Em princípio já está chumbado, mas Vitalino Canas foi esta quarta-feira ouvido no Parlamento sobre a sua candidatura ao Tribunal Constitucional - e aproveitou para rebater as acusações que lhe fazem, sobretudo à esquerda, declarando diante dos deputados: “Andei quarenta anos a preparar-me para ser juiz do TC”.
A audição na Comissão de Assuntos Constitucionais, a que se seguirá o voto em plenário já nesta sexta-feira, visava ouvir os dois candidatos propostos pelo PS, António Clemente Lima e Vitalino Canas. A sessão de perguntas dos deputados focou-se, no entanto, quase sempre no segundo, uma vez que é o nome que mais dúvidas e críticas tem suscitado, assim como mais promessas de voto contra (para já, do Bloco de Esquerda, PSD e Iniciativa Liberal, o que invalida os dois terços necessários para fazer aprovar nomes na Assembleia).
As críticas tinham sobretudo a ver com o percurso político e profissional de Vitalino Canas, centrando-se, por um lado, no papel que teve em Governos socialistas (ou na função que exerceu de porta-voz do PS) e por outro na ligação ao setor do trabalho temporário. Sobre elas, o ex-deputado socialista enfatizou a preparação académica e jurídica que acumulou nas últimas décadas e disse estar fora de questão que a política atrapalhe a sua jura de isenção: “Não me passariam pela cabeça nunca outros critérios [em decisões do TC] que não os objetivos, da Constituição”.
A propósito do passado como provedor do setor do trabalho temporário, uma experiência que o Bloco de Esquerda evocou para classificar Canas como “o provedor da precariedade”, o candidato a juiz do TC recordou que esse foi um serviço que o seu escritório de advogados “prestou a um cliente”, “prestando informação” e resolvendo pequenos litígios. “Acho que prestámos um serviço público. Se acha que isto me desqualifica, eu acho o contrário”, respondeu ao deputado do Bloco de Esquerda José Manuel Pureza.
As dúvidas sobre a isenção, ou pelo menos a “perceção” de falta dela que poderá haver na opinião pública, começaram por ser levantadas pelo social-democrata Fernando Negrão, depois de na segunda-feira o Expresso ter noticiado que o partido votará contra este nome (é uma indicação, uma vez que o voto é secreto e nominal).

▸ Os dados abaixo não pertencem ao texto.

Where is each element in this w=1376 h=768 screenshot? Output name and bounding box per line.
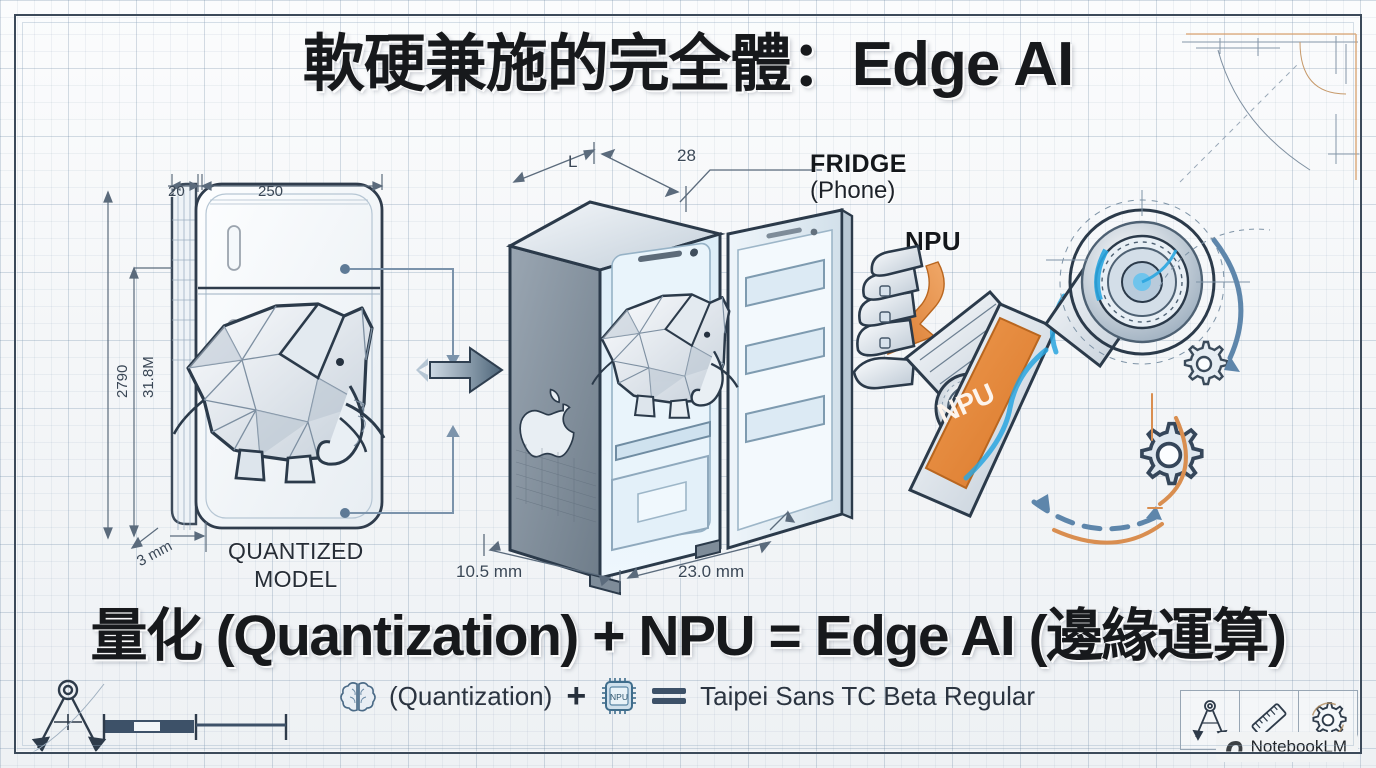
fridge-callout: FRIDGE (Phone) [810, 150, 907, 205]
npu-chip-icon-text: NPU [610, 692, 628, 702]
fridge-callout-title: FRIDGE [810, 150, 907, 179]
page-title: 軟硬兼施的完全體：Edge AI [0, 34, 1376, 96]
dim-left-top-large: 250 [258, 183, 283, 200]
notebooklm-logo [1224, 738, 1244, 756]
left-model-label: QUANTIZED MODEL [228, 537, 364, 593]
scale-bar [100, 710, 290, 742]
dim-center-bottom-left: 10.5 mm [456, 562, 522, 582]
dim-left-height-outer: 2790 [114, 365, 131, 398]
page-caption: 量化 (Quantization) + NPU = Edge AI (邊緣運算) [0, 608, 1376, 665]
dim-center-edge: 28 [677, 146, 696, 166]
sub-caption-quantization: (Quantization) [389, 681, 552, 712]
left-model-label-line1: QUANTIZED [228, 538, 364, 564]
sub-caption-plus: + [566, 677, 586, 716]
blueprint-canvas: 軟硬兼施的完全體：Edge AI [0, 0, 1376, 768]
dim-center-bottom-right: 23.0 mm [678, 562, 744, 582]
watermark-text: NotebookLM [1251, 737, 1347, 757]
left-model-label-line2: MODEL [254, 566, 337, 592]
dim-left-height-inner: 31.8M [140, 356, 157, 398]
sub-caption-font-name: Taipei Sans TC Beta Regular [700, 681, 1035, 712]
brain-icon [341, 679, 375, 713]
dim-left-top-small: 20 [168, 183, 185, 200]
sub-caption-equals [652, 684, 686, 708]
watermark: NotebookLM [1216, 732, 1358, 762]
dim-center-depth: L [568, 152, 577, 172]
npu-chip-icon: NPU [600, 676, 638, 716]
motion-arcs [1000, 230, 1330, 560]
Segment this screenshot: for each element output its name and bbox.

Mas foram depois mais concretizadas por André Ventura, que lembrou os tempos em que Canas foi porta-voz do Governo de José Sócrates. “Não tenho nenhuma relação com o processo da Operação Marquês, nem como advogado, nem como testemunho, nem como inquirido”, contrapôs Canas, recordando que o seu nome “nem sequer numa escuta apareceu” e que portanto está “completamente tranquilo em relação a isso”.
Ainda sobre as dúvidas, também enunciadas pelo PAN, a propósito das portas giratórias entre o mundo da política, dos negócios e, neste caso, do TC, o candidato lembrou que não seria “o primeiro, o segundo ou o sétimo caso” e garantiu que o seu “chip mudou” desde que deixou a bancada do PS para fazer a sua tese de doutoramento: “Não serei certamente porta voz de ninguém e de nenhum partido político”.

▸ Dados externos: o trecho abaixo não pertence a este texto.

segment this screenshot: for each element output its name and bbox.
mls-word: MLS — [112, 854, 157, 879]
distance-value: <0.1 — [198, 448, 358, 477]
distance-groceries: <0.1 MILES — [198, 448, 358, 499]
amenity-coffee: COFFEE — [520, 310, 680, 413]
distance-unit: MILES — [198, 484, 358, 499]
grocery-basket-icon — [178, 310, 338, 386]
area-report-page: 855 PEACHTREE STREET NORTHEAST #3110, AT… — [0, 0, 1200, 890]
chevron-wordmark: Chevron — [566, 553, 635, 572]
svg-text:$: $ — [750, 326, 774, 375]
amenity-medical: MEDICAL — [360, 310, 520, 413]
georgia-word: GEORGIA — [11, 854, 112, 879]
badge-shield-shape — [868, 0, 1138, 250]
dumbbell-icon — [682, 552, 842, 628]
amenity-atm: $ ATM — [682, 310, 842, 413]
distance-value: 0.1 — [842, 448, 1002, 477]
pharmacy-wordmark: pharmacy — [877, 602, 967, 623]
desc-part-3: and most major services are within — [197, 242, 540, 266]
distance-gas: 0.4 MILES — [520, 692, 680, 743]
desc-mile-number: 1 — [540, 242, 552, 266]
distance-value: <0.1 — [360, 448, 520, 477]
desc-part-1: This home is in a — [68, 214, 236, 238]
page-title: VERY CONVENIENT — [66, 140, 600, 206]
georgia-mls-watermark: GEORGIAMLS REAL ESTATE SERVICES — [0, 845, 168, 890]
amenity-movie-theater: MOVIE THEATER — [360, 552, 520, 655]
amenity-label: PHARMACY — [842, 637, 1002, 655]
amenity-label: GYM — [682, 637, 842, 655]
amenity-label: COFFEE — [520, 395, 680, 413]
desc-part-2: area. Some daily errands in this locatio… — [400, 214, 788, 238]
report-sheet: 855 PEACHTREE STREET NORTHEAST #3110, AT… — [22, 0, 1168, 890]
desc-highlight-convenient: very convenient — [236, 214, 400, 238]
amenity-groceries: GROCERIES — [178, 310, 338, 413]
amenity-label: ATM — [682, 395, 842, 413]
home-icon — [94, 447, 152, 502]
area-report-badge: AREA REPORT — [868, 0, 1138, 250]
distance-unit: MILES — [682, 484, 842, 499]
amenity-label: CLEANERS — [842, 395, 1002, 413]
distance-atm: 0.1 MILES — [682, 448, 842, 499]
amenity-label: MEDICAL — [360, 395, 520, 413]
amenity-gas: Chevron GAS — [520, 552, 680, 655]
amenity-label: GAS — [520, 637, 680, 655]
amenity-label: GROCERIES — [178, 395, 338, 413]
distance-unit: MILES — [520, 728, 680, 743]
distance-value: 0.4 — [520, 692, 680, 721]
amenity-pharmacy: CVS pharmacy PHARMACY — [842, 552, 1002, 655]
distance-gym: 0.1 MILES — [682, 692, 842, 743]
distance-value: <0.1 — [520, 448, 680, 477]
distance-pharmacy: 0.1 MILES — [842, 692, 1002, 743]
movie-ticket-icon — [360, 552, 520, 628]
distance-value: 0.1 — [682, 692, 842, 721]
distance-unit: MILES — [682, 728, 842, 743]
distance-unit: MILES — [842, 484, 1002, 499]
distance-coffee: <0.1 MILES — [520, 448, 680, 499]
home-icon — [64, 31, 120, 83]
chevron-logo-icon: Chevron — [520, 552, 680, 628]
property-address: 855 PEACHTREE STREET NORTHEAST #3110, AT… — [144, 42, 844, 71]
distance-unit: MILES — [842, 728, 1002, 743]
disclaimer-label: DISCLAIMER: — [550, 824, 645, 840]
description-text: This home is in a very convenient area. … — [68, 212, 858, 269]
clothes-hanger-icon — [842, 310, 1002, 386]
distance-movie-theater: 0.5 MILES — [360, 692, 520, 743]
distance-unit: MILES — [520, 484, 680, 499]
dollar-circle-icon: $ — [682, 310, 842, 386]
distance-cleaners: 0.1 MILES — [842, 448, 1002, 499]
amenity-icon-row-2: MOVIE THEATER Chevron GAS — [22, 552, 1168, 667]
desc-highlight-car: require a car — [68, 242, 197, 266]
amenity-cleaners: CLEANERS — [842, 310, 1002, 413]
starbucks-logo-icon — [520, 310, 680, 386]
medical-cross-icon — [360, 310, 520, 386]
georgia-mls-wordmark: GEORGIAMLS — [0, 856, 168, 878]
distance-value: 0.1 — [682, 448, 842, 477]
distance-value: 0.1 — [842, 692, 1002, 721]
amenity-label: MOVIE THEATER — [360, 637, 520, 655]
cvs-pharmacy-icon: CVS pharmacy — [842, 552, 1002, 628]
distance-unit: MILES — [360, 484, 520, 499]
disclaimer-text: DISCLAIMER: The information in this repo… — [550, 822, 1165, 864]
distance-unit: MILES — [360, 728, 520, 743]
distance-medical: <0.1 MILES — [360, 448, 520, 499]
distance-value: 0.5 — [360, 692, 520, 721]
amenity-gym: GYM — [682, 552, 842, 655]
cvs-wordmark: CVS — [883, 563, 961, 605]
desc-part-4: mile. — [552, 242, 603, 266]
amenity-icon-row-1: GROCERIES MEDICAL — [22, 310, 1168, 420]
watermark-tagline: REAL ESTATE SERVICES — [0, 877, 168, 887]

Do currículo académico e jurídico tanto de Vitalino Canas como de António Clemente Lima, nenhum partido pareceu ter dúvidas - embora vários tivessem reservado críticas ao facto de as nomeações serem de dois homens, o que põe em causa a paridade no TC. Surgiram ainda alguns elogios, sobretudo da parte do PS mas também do PCP, ao papel de Canas na elaboração da legislação sobre a posse de droga em Portugal.
Mas esses elogios não deverão ser suficientes para a proposta passar na sexta-feira. O Bloco de Esquerda anunciou desde logo que chumbaria os nomes apresentados pelo PS, que, ao contrário do que aconteceu na legislatura passada, não foram negociados com os bloquistas. O PSD fez o mesmo na segunda-feira em relação ao nome de Vitalino (embora esta quarta-feira o presidente da Comissão, o social-democrata Luís Marques Guedes, tenha expressado votos de que ambos sejam eleitos, até porque a votação é nominal). O PCP ainda não esclareceu como votará e o CDS não dará indicação contra ou a favor aos seus deputados, mas o Iniciativa Liberal também já veio anunciar que chumbará Canas. Isto inviabilizará a escolha, que precisa de dois terços dos deputados para passar.